Conflicting results were obtained in five previous studies using genetic markers to investigate pink bollworm population structure and genetic diversity. For example, using microsatellites5, relatively high genetic diversity and clear population structure were found among pink bollworm from China, Pakistan, and the U.S. However, low genetic variation and weak differentiation was later found for the same populations using mtDNA16. Among the other studies, high haplotype diversity within populations from Australia, China, India, Israel, Mexico, and the U.S. was found by analysing transposable element sequence data7, but low diversity was found in two studies that analysed mtDNA sequences from India6,17. These discrepancies may reflect differences between studies in the genetic markers used. Namely, mutation rate likely differs between the marker regions studied, and relative to nuclear DNA, mtDNA is more prone to genetic drift because of its maternal inheritance16,43,44. Whereas the previous studies of pink bollworm used one to 13 loci, we analysed genome-wide data for SNPs, which is expected to increase resolution and accuracy for understanding genetic processes45.

Our results showed that genetic diversity based on heterozygosity at 6355 SNP markers and nucleotide diversity at mtDNA COI was low within all populations and colonies. As expected, heterozygosity was significantly lower within laboratory colonies from the U.S. compared to within field populations from Australia, India, and Pakistan. However, putative inbreeding (FIS) was higher in the field populations. This was surprising as laboratory colonies are expected to show greater FIS because their smaller population sizes increase mating between related individuals46,47. However, a meta-analysis of self-incompatible plant species also found that FIS was positively correlated with population size48, which is similar to our findings. Estimates of diversity and FIS using SNP data may be influenced by missing data, rare alleles, sample size, and population structure49. However, in our study Ho was not correlated with the number of individuals nor the number of field sites sampled per population, and our SNP matrix had < 1.5% missing data. As noted by Schmidt et al.,49 more work is needed to evaluate the implications of differences between observed and expected heterozygosity50.

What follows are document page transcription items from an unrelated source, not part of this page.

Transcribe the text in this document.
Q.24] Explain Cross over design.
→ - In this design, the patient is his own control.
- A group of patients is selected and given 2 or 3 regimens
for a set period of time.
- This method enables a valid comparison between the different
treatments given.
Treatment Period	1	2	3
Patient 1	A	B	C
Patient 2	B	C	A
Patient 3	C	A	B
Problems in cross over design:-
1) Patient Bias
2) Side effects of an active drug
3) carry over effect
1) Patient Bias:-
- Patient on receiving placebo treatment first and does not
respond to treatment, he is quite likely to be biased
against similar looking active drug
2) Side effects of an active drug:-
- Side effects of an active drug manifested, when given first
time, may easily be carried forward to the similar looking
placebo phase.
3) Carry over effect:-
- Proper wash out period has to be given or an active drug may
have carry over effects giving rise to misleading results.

Consistent with the microsatellite-based findings of Liu et al.5, we found strong genetic differentiation between populations and colonies of pink bollworm from different continents. We also found extremely low admixture between populations and colonies, indicative of low realised gene flow. In the previous studies, strong genetic differentiation, limited gene flow, and low heterozygosity in wild pink bollworm populations was attributed to potential genetic bottlenecks caused by larval mortality from Bt cotton, post-Pleistocene range expansion with limited founders, limited flight activity, and/or narrow host specificity5,6,7,16,17. Pink bollworm moths have been found at altitudes up to 1000 m and their dispersal up to 100 km is documented in the U.S.51,52. However, our results imply that inter-continental gene flow is negligible for the populations we studied.

Although pink bollworm is present in over 150 countries worldwide (Fig. 1), genomic data is unavailable for most of these populations. We analysed genomic data from samples obtained at least five to ten years ago from field populations in four to six countries, and four laboratory colonies from the U.S. (see “Methods”). Thus, more recent data from global populations would be valuable. In particular, it would be useful to investigate populations from Indonesia, Phillipines, and Malayasia, as these may represent possible bridgehead intermediaries between India and Australia and may therefore be a potential avenue of spread for Bt-resistant alleles in the future53. Future studies might also reconstruct the demographic history of pink bollworm to advance understanding of invasion pathways, and apply selection-based analyses to investigate the evolutionary factors that underpin invasion success (e.g., the specific alleles involved in Bt-resistance)54. In such studies, the newly available reference genome for pink bollworm55 and wider geographic sampling could yield insights facilitating better monitoring and management of this cosmopolitan pest.